I was playing around with the CountDownTimer on Android and I came into sort of a dilemma. In my code, I have the following:
public class mCountDownTimer extends CountDownTimer{
protected boolean hasFinished = false;
public mCountDownTimer(long millisInFuture, long countDownInterval) {
super(millisInFuture, countDownInterval);
// TODO Auto-generated constructor stub
}
public void onFinish(){
hasFinished = true;
}
@Override
public void onTick(long millisUntilFinished) {
// TODO Auto-generated method stub
}
}
Basically I want to find out if my CountDownTimer has finished. But in the function I want to call it in, I have some code that goes:
public void function(){
public boolean finished = false;
if(interrupted)
countDownTimer.cancel();
if(temporaryCountHolder == false){
countDownTimer.start();
interrupted = true;
}
}
How can i tell whether or not my timer has finished? I want to implement something that says:
if(countDownTimer.hasFinished == true){
Time now = new Time(); //finds the current time
now.setToNow();
String lsNow = now.format("%m-%d-%Y %I:%M:%S");
lsNow += " just Started\n";
try {
dumpToFile("StepsChanged", lsNow);
} catch (IOException e) {
// TODO Auto-generated catch block
e.printStackTrace();
}
}
But if I put the statement right after
if(temporaryCountHolder == false)
statement, then the if statement with hasFinished will always evaluate to be false. How can I get it so that I can record the time if and only if the timer has finished?
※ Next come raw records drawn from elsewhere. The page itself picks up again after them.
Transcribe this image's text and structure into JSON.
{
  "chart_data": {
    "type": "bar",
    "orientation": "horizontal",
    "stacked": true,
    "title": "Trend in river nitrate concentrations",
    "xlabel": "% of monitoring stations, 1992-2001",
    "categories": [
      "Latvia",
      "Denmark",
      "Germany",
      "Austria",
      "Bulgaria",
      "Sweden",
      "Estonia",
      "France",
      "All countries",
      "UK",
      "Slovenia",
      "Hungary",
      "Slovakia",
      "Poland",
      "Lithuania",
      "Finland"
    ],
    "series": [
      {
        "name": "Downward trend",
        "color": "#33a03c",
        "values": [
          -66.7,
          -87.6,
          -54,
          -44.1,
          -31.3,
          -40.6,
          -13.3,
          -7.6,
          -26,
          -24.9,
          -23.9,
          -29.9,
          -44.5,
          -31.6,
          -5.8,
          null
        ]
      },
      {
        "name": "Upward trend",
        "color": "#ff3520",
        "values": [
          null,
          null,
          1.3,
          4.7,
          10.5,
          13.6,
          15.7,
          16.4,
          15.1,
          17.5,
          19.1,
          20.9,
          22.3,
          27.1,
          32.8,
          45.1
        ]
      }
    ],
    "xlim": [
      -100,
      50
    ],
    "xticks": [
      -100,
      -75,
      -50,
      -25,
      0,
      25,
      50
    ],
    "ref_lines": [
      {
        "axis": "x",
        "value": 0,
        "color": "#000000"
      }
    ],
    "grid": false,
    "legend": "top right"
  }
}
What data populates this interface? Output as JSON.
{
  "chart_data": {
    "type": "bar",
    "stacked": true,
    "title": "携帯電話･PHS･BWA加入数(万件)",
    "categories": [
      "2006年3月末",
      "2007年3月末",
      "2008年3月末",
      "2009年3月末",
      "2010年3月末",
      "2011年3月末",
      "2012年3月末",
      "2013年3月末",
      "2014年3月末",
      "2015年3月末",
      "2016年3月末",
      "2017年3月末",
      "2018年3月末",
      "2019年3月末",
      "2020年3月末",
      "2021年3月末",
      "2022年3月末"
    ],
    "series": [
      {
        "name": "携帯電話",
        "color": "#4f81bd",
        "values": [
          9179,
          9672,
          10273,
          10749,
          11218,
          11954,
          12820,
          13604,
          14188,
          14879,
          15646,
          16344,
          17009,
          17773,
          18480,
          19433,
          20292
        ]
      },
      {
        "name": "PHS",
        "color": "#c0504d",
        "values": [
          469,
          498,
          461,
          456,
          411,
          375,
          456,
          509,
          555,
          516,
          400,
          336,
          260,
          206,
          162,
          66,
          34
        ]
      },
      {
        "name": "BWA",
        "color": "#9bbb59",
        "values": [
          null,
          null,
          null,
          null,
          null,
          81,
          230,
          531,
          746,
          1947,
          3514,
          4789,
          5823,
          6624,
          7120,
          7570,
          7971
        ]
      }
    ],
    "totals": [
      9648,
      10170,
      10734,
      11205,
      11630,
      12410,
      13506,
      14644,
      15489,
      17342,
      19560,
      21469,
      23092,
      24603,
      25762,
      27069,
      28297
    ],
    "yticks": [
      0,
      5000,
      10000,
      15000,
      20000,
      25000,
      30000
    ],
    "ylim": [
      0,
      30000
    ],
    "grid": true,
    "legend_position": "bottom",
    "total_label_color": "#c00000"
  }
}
As per your comments, the reason why you are getting the false value is because you are executing the statements before the timer has stopped.
You can go like below,
@Override
public void onFinish(){
hasFinished = true;
Time now = new Time(); //finds the current time
now.setToNow();
String lsNow = now.format("%m-%d-%Y %I:%M:%S");
lsNow += " just Started\n";
try {
dumpToFile("StepsChanged", lsNow);
} catch (IOException e) {
// TODO Auto-generated catch block
e.printStackTrace();
}
}
To simply record the time you can just move those methods to the onFinish method of countdowntimer class. I don't know about dumpToFile
if it is a method of another class you can make it a static method and use it or even some suitable alternative methods. Hope this helps.